〈私〉はどこにいるか?

私たちは宇宙にいる――それこそがほんとうの「リアル」のはずである。この世界には意味も秩序も希望もあるのだ。

大和魂ある者の (3)

2007-05-28 | 「特攻」論
 さて、映画「俺は、君のためにこそ死ににいく」をご紹介しているが、これが戦争の悲惨さの中にぎりぎりなものとしてあらわれた「美しさ」を見出すことを主題として描かれた作品だったのは明らかだと思う。

 そのように映画が正当にも目指そうとしながら、しかし一方で明らかに限界があって描ききれていないように見えたことがある。
 それはすなわち、「特攻」のネガティブな面とポジティブな面のそれぞれをしっかり分けて私たち日本人自身の歴史として取り戻す、ということではなかったかと思うのだ。

 以下、大枠ではあるがひとつの試みの作業として、そのことを書いていきたい。

 が、その前に今回から括弧でくくって使っている「特攻」という用語の問題性について、その言葉に抵抗を覚えるというご意見があったので、取り上げておこう。

 「特攻」とはいうまでもなく本来「特別攻撃」という軍事用語の略であり、またそれを象徴するものとして一般的に使われている「神風・カミカゼ」とは海軍特別攻撃隊の総称として冠された言葉であった。
(あまり説明されていなくて現代の私たちにはわかりにくくなっているが、映画は陸軍の話である)

 しかし言葉は時代の経過や意味的な俗化に伴い大きく変質していくという幾多の例にもれず、というかそれを大きく越えて価値的な転倒というほどに、これらは現在ではいずれも揶揄を含んだ自嘲的で軽薄なニュアンスをもって広く語られるようになってしまっているのは間違いない。

 いわく、競争に勝たねばならない体育会系やビジネスマンの掛け声だったり、戦後一時期のアメリカのB級戦争映画の邦題に(原題と無関係に)つけられるものだったり、果てはいまだ細々と生息している暴走族系ヤンキーの奇抜な晴姿を指したり…等々といった具合に。

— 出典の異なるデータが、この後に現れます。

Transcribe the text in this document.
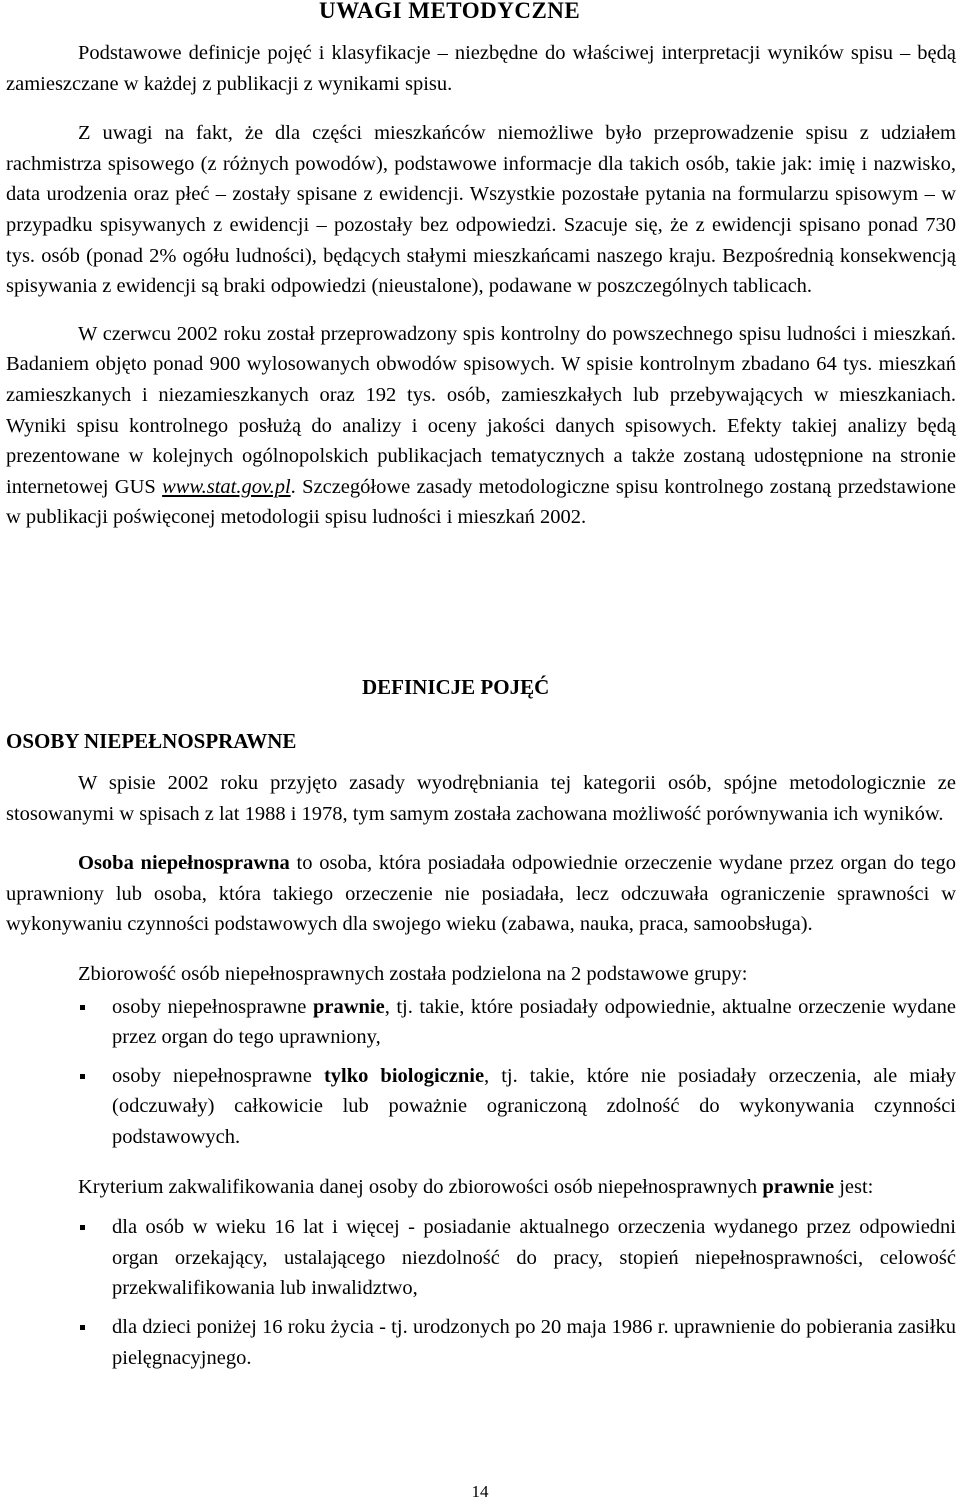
UWAGI METODYCZNE

Podstawowe definicje pojęć i klasyfikacje – niezbędne do właściwej interpretacji wyników spisu – będą zamieszczane w każdej z publikacji z wynikami spisu.

Z uwagi na fakt, że dla części mieszkańców niemożliwe było przeprowadzenie spisu z udziałem rachmistrza spisowego (z różnych powodów), podstawowe informacje dla takich osób, takie jak: imię i nazwisko, data urodzenia oraz płeć – zostały spisane z ewidencji. Wszystkie pozostałe pytania na formularzu spisowym – w przypadku spisywanych z ewidencji – pozostały bez odpowiedzi. Szacuje się, że z ewidencji spisano ponad 730 tys. osób (ponad 2% ogółu ludności), będących stałymi mieszkańcami naszego kraju. Bezpośrednią konsekwencją spisywania z ewidencji są braki odpowiedzi (nieustalone), podawane w poszczególnych tablicach.

W czerwcu 2002 roku został przeprowadzony spis kontrolny do powszechnego spisu ludności i mieszkań. Badaniem objęto ponad 900 wylosowanych obwodów spisowych. W spisie kontrolnym zbadano 64 tys. mieszkań zamieszkanych i niezamieszkanych oraz 192 tys. osób, zamieszkałych lub przebywających w mieszkaniach. Wyniki spisu kontrolnego posłużą do analizy i oceny jakości danych spisowych. Efekty takiej analizy będą prezentowane w kolejnych ogólnopolskich publikacjach tematycznych a także zostaną udostępnione na stronie internetowej GUS www.stat.gov.pl. Szczegółowe zasady metodologiczne spisu kontrolnego zostaną przedstawione w publikacji poświęconej metodologii spisu ludności i mieszkań 2002.

DEFINICJE POJĘĆ
OSOBY NIEPEŁNOSPRAWNE

W spisie 2002 roku przyjęto zasady wyodrębniania tej kategorii osób, spójne metodologicznie ze stosowanymi w spisach z lat 1988 i 1978, tym samym została zachowana możliwość porównywania ich wyników.

Osoba niepełnosprawna to osoba, która posiadała odpowiednie orzeczenie wydane przez organ do tego uprawniony lub osoba, która takiego orzeczenie nie posiadała, lecz odczuwała ograniczenie sprawności w wykonywaniu czynności podstawowych dla swojego wieku (zabawa, nauka, praca, samoobsługa).

Zbiorowość osób niepełnosprawnych została podzielona na 2 podstawowe grupy:

osoby niepełnosprawne prawnie, tj. takie, które posiadały odpowiednie, aktualne orzeczenie wydane przez organ do tego uprawniony,
osoby niepełnosprawne tylko biologicznie, tj. takie, które nie posiadały orzeczenia, ale miały (odczuwały) całkowicie lub poważnie ograniczoną zdolność do wykonywania czynności podstawowych.

Kryterium zakwalifikowania danej osoby do zbiorowości osób niepełnosprawnych prawnie jest:

dla osób w wieku 16 lat i więcej - posiadanie aktualnego orzeczenia wydanego przez odpowiedni organ orzekający, ustalającego niezdolność do pracy, stopień niepełnosprawności, celowość przekwalifikowania lub inwalidztwo,
dla dzieci poniżej 16 roku życia - tj. urodzonych po 20 maja 1986 r. uprawnienie do pobierania zasiłku pielęgnacyjnego.
14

 「カミカゼ」にいたっては、海外の報道を有難がっておめでたくも日本人自身がテロによる自爆攻撃をそう表現したりする現状だ。本来それは明確に混同・誤用なのだが、もはやそう指摘することすらあまりにむなしい。

 嘆くのは無意味だろうが、そういう用法の軽さには、この言葉が本来帯びていたきわめて深刻かつ悲壮な意味合いがまったく欠落しているのは明らかだ。
 そのことに怒りを通り越して情けなさを感じ、この言葉を使うことに抵抗・反発を覚える向きがあるのはある意味で当然といえるだろう。
 それは日本人という社会集団に生きる者として、その歴史を担った存在として、たぶんとても正常かつ健全な反応なのではないかと思う。

 そして否応なく自覚させられるのだ――思えば私たち日本人はそこからあまりに遠い地点に来てしまった、と。

 この意味的な逆転の背後にある、読み取ろうとする私たち自身のコンテクストの激変を自覚することは、「特攻」について何事かを語る上で、たぶんきわめて重要であると思う。
 そしてそこを考慮しないまま、いまだに多くの言葉が費やされているのが現状だと見えるのだ。

 それを踏まえたうえで、しかしやはりこのことは総称として「特攻」と表現するのが適切だと思う。
 括弧にくくるのは、上記のような現行の通俗的なイメージの喚起をできるかぎり避けるためであり、そのことにより、それは当時の人が心に抱いていただろう意味での使用であることを、いくばくかでも表せればと思ったからにすぎない。